CA Paris, Pôle 4 ch. 4, 11 juin 2024, n° 21/09172
PARIS
Arrêt
Infirmation
PARTIES
Défendeur :
S.A.S. Office Hôtelier Pour Le Logement Étudiant - OHLE
COMPOSITION DE LA JURIDICTION
Présidents :
Mme Guillaume, M. Creton
Conseiller :
Mme Mongin
Avocats :
Me Ferreira Houdbine - SELAS JDS AVOCATS, Me Drappier
Avocat :
Me Faure
Par contrat de bail signé le 22 mars 2019, la SAS Office hôtelier pour le logement étudiant, OHLE, résidence '[Adresse 10]' a donné en location à M. [E] [J] un bien situé [Adresse 2] à [Localité 6], pour un loyer mensuel de 611, 37 euros, charges comprises. Un dépôt de garantie a été versé pour un montant de 1 121,37 euros. M. [I] [L] s'est porté caution solidaire par acte sous-seing privé du même jour.
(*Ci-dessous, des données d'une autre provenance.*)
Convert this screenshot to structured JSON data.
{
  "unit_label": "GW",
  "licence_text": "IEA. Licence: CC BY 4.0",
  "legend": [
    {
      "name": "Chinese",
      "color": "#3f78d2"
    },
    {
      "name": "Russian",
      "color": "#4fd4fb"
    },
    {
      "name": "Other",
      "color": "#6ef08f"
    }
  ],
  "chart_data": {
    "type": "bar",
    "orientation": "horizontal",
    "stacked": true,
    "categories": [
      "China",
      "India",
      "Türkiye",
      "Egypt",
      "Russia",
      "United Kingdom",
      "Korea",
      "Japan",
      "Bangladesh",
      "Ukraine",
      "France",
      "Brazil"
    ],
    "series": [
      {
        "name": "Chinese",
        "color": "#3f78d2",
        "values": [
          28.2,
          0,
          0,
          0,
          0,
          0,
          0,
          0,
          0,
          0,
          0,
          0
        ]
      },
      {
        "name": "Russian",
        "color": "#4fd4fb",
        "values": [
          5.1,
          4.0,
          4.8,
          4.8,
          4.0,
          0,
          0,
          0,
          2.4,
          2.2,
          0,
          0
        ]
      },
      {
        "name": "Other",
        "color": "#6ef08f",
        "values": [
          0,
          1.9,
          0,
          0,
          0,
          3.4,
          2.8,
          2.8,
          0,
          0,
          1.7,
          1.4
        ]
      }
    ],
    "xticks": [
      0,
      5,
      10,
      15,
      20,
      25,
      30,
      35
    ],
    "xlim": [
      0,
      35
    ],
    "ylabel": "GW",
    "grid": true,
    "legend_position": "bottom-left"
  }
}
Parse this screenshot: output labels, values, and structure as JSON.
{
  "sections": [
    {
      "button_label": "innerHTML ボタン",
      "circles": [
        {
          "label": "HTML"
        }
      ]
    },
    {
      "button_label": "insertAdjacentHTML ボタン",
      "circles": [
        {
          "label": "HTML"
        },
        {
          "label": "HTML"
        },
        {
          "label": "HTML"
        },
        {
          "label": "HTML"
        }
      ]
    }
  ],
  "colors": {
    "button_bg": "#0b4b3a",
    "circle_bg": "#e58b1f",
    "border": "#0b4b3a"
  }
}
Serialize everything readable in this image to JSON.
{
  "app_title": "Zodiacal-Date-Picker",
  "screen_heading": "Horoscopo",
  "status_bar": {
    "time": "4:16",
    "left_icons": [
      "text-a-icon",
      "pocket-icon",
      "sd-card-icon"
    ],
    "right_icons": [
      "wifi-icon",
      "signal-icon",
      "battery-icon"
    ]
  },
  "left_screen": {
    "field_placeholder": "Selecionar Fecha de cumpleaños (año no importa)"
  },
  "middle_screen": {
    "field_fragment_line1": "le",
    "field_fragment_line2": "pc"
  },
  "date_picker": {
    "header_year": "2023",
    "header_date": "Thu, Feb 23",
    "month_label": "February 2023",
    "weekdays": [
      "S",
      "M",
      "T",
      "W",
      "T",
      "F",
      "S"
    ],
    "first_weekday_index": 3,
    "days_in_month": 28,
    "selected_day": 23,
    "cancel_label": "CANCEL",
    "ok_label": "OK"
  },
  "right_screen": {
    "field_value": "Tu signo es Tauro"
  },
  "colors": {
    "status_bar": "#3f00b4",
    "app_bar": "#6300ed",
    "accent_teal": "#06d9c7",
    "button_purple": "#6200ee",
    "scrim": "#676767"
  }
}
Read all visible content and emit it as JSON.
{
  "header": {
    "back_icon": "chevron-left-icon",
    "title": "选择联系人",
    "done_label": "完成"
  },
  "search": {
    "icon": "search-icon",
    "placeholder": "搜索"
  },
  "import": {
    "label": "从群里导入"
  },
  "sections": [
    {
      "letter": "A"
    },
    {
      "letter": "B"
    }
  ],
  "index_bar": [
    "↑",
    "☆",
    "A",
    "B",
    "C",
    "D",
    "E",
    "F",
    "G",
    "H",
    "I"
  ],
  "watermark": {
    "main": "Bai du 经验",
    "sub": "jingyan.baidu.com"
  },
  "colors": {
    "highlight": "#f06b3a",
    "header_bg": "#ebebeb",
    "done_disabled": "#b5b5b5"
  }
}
Un commandement de payer, établi conformément aux prescriptions de l'article 24 de la 1oi du
6 juillet 1989, a été signifié à M. [E] [J] 1e 27 février 2020 obligeant ce dernier à verser la somme principale de 3 815,49 euros au titre des arriérés de loyers, outre les frais et débours. Le commandement de payer a été dénoncé à M. [I] [L] le 5 mars 2020.
M. [E] [J] a restitué le logement le 25 septembre 2020.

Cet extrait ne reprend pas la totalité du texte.